Последние слова повисли в воздухе, но не нашли отклика. Она смотрела в их лица и видела не гнев, не ярость – а глухую, непробиваемую стену. Слова ее были что семена, брошенные в каменную пашню. Они не прорастут. Они не могли прорасти. Старейшины уже видели в ней не ведунью, не суть – лишь сосуд, землю для посева. Живой участок нивы, который надлежит вспахать, хочет ли он того или нет.

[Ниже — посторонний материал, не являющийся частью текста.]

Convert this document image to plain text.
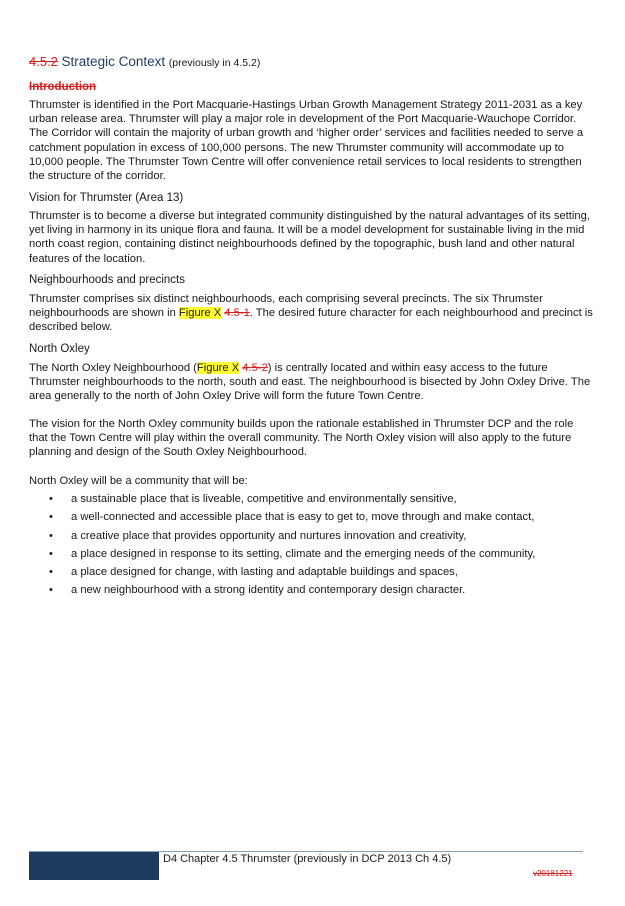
4.5.2 Strategic Context (previously in 4.5.2)
Introduction
Thrumster is identified in the Port Macquarie-Hastings Urban Growth Management Strategy 2011-2031 as a key urban release area. Thrumster will play a major role in development of the Port Macquarie-Wauchope Corridor. The Corridor will contain the majority of urban growth and ‘higher order’ services and facilities needed to serve a catchment population in excess of 100,000 persons. The new Thrumster community will accommodate up to 10,000 people. The Thrumster Town Centre will offer convenience retail services to local residents to strengthen the structure of the corridor.
Vision for Thrumster (Area 13)
Thrumster is to become a diverse but integrated community distinguished by the natural advantages of its setting, yet living in harmony in its unique flora and fauna. It will be a model development for sustainable living in the mid north coast region, containing distinct neighbourhoods defined by the topographic, bush land and other natural features of the location.
Neighbourhoods and precincts
Thrumster comprises six distinct neighbourhoods, each comprising several precincts. The six Thrumster neighbourhoods are shown in Figure X 4.5-1. The desired future character for each neighbourhood and precinct is described below.
North Oxley
The North Oxley Neighbourhood (Figure X 4.5-2) is centrally located and within easy access to the future Thrumster neighbourhoods to the north, south and east. The neighbourhood is bisected by John Oxley Drive. The area generally to the north of John Oxley Drive will form the future Town Centre.
The vision for the North Oxley community builds upon the rationale established in Thrumster DCP and the role that the Town Centre will play within the overall community. The North Oxley vision will also apply to the future planning and design of the South Oxley Neighbourhood.
North Oxley will be a community that will be:
• a sustainable place that is liveable, competitive and environmentally sensitive,
• a well-connected and accessible place that is easy to get to, move through and make contact,
• a creative place that provides opportunity and nurtures innovation and creativity,
• a place designed in response to its setting, climate and the emerging needs of the community,
• a place designed for change, with lasting and adaptable buildings and spaces,
• a new neighbourhood with a strong identity and contemporary design character.
D4 Chapter 4.5 Thrumster (previously in DCP 2013 Ch 4.5)
v20181221
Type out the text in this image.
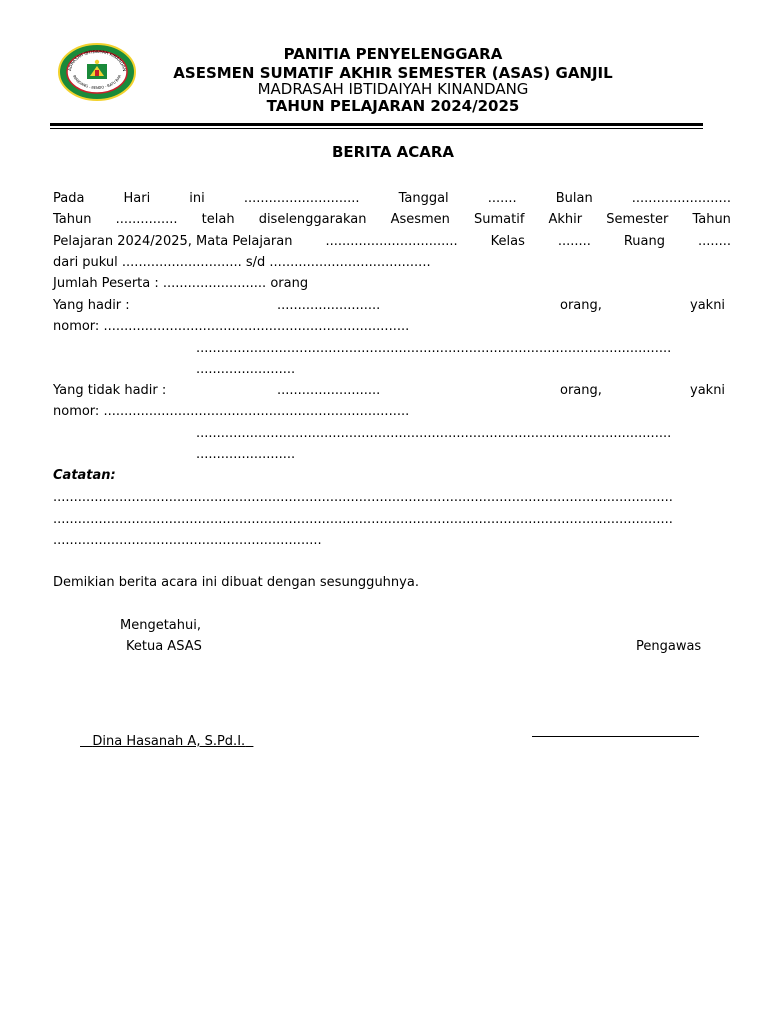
ADRASAH IBTIDAIYAH KINANDAN
INANDANG - BENDO - BATU BAR
PANITIA PENYELENGGARA
ASESMEN SUMATIF AKHIR SEMESTER (ASAS) GANJIL
MADRASAH IBTIDAIYAH KINANDANG
TAHUN PELAJARAN 2024/2025
BERITA ACARA
Pada	Hari	ini	............................	Tanggal	.......	Bulan	........................
Tahun ............... telah diselenggarakan Asesmen Sumatif Akhir Semester Tahun
Pelajaran 2024/2025, Mata Pelajaran	................................	Kelas	........	Ruang	........
dari pukul ............................. s/d .......................................
Jumlah Peserta : ......................... orang
Yang hadir :	.........................	orang,	yakni
nomor: ..........................................................................
...................................................................................................................
........................
Yang tidak hadir :	.........................	orang,	yakni
nomor: ..........................................................................
...................................................................................................................
........................
Catatan:
......................................................................................................................................................
......................................................................................................................................................
.................................................................
Demikian berita acara ini dibuat dengan sesungguhnya.
Mengetahui,
Ketua ASAS	Pengawas
Dina Hasanah A, S.Pd.I.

Молча, словно движимые одной волей, они развернулись и пошли прочь. А она осталась стоять на пороге, слушая, как тревожный вой собак с другого конца деревни пронзает лесную тишину. И ей почудилось, что это воют не псы, а сами тени, что рождаются в самых черных и беспокойных снах спящего Медведя. Она отреклась от ярма, но тяжесть, что ложилась на плечи, была куда страшнее. Это была тяжесть почвы, в которую уже занесено мертвое семя. Она поняла – они не отступили. Они просто избрали иной путь.
ГЛАВА 2: ДОЛГ И ВОЛЯ
Туман предрассветный еще цеплялся серыми клочьями за нижние ветви сосен, но внутри сторожки уже проступали очертания простой утвари. Зареница стояла на коленях у порога. Длинные, медного цвета волосы, заплетенные в одну нехитрую косу, спадали ей на плечо. Простая льняная рубаха, до колен, была прохладной от ночного воздуха, и босые ноги чувствовали шершавость гладко утоптанного глиняного пола. В левой руке она сжимала крошку черного, пахнущего дымом хлеба, в правой – небольшую деревянную чашку с парным молоком.

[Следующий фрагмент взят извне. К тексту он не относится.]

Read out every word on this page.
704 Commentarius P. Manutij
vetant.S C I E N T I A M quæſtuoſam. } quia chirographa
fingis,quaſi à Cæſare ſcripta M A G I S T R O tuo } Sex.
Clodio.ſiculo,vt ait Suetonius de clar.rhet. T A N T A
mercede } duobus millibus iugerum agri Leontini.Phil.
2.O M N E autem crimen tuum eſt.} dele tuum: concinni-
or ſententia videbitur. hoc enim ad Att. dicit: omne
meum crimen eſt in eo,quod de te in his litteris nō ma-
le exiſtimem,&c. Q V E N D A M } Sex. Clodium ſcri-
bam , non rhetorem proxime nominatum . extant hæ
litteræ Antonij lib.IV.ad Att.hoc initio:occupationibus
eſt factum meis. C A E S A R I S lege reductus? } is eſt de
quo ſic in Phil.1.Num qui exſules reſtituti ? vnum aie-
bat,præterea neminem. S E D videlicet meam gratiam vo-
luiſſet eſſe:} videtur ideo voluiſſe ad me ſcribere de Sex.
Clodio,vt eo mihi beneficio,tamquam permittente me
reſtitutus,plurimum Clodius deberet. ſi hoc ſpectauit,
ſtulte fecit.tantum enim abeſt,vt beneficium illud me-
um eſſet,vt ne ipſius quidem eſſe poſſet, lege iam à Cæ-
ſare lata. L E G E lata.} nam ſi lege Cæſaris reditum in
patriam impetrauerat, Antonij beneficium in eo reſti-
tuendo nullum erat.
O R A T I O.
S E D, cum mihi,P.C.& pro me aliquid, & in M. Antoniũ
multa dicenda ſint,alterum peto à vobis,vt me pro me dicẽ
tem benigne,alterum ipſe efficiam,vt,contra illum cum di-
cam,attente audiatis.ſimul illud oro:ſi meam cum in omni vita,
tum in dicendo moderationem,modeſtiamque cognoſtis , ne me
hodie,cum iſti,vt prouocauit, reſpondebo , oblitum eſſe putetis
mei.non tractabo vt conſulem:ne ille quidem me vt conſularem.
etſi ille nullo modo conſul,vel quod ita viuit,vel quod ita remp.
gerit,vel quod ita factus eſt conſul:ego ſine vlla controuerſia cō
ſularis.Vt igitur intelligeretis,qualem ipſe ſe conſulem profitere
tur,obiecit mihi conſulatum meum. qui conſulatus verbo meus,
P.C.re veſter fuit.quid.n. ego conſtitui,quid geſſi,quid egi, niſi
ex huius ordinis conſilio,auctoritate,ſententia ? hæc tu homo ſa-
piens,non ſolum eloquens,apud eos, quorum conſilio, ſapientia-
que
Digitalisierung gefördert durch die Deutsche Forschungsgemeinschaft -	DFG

– Прими, хозяин, не взыщи, – шепот, густой от сна, сливался с тишиной. Пальцы разжались, и крошки упали в щель под дверью, словно семена, брошенные в неплодородную почву. Капля молока, белая и густая, упала следом, впитываясь в потемневшее дерево порога. Ритуал был завершен.
Ритуал был не в щедрости дара – домовой, существо простое, требовал не яств, а постоянства. Этого тихого утра, этого шепота, этого знака уважения, повторяющегося изо дня в день.

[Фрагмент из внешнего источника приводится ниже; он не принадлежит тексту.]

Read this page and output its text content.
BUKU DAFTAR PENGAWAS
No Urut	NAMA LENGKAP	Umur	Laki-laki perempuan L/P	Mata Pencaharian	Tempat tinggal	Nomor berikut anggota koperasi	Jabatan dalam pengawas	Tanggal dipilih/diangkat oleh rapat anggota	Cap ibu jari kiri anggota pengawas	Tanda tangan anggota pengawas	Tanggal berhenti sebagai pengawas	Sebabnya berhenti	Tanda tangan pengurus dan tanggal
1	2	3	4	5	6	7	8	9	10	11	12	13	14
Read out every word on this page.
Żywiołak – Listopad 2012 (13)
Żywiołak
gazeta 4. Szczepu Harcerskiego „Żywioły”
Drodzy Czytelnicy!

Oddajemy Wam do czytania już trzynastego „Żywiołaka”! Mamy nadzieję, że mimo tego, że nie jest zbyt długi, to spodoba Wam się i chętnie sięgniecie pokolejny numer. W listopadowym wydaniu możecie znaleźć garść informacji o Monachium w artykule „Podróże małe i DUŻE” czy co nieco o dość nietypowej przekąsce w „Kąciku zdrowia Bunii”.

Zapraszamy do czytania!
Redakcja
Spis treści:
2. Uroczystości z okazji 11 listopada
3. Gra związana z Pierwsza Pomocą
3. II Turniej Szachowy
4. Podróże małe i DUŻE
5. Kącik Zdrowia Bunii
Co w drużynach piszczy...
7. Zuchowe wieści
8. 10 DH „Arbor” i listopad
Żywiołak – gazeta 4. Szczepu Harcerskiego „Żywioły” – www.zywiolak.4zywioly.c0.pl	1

Она уже собралась подняться, опершись ладонью о притолоку, как в груди что-то дрогнуло. Не звук, не голос. Словно камень, лежавший на дне лесного омута, внезапно шевельнулся, послав по воде тихую, но настойчивую круговую волну. Это было ощущение, идущее сквозь землю, сквозь самые корни мира. Она замерла, отрешившись от всего, прислушиваясь к внутреннему чутью, к тому проводнику, что был проложен между ней и теми, кто к ней взывал. Зов был не из чащи, не от болотных духов или дремучих тварей. Он шел из деревни Мста. Внутреннее зрение отметило знакомый, коптящий след – шлейф угля и раскаленного металла, терпкий дух пота и старой силы. Светозар. Кузнец. Но зов был не о телесной хвори. Что-то иное, связанное с самой сутью его ремесла, с душой огня и волей железа, требовало ее внимания, будило тот самый камень в ее груди.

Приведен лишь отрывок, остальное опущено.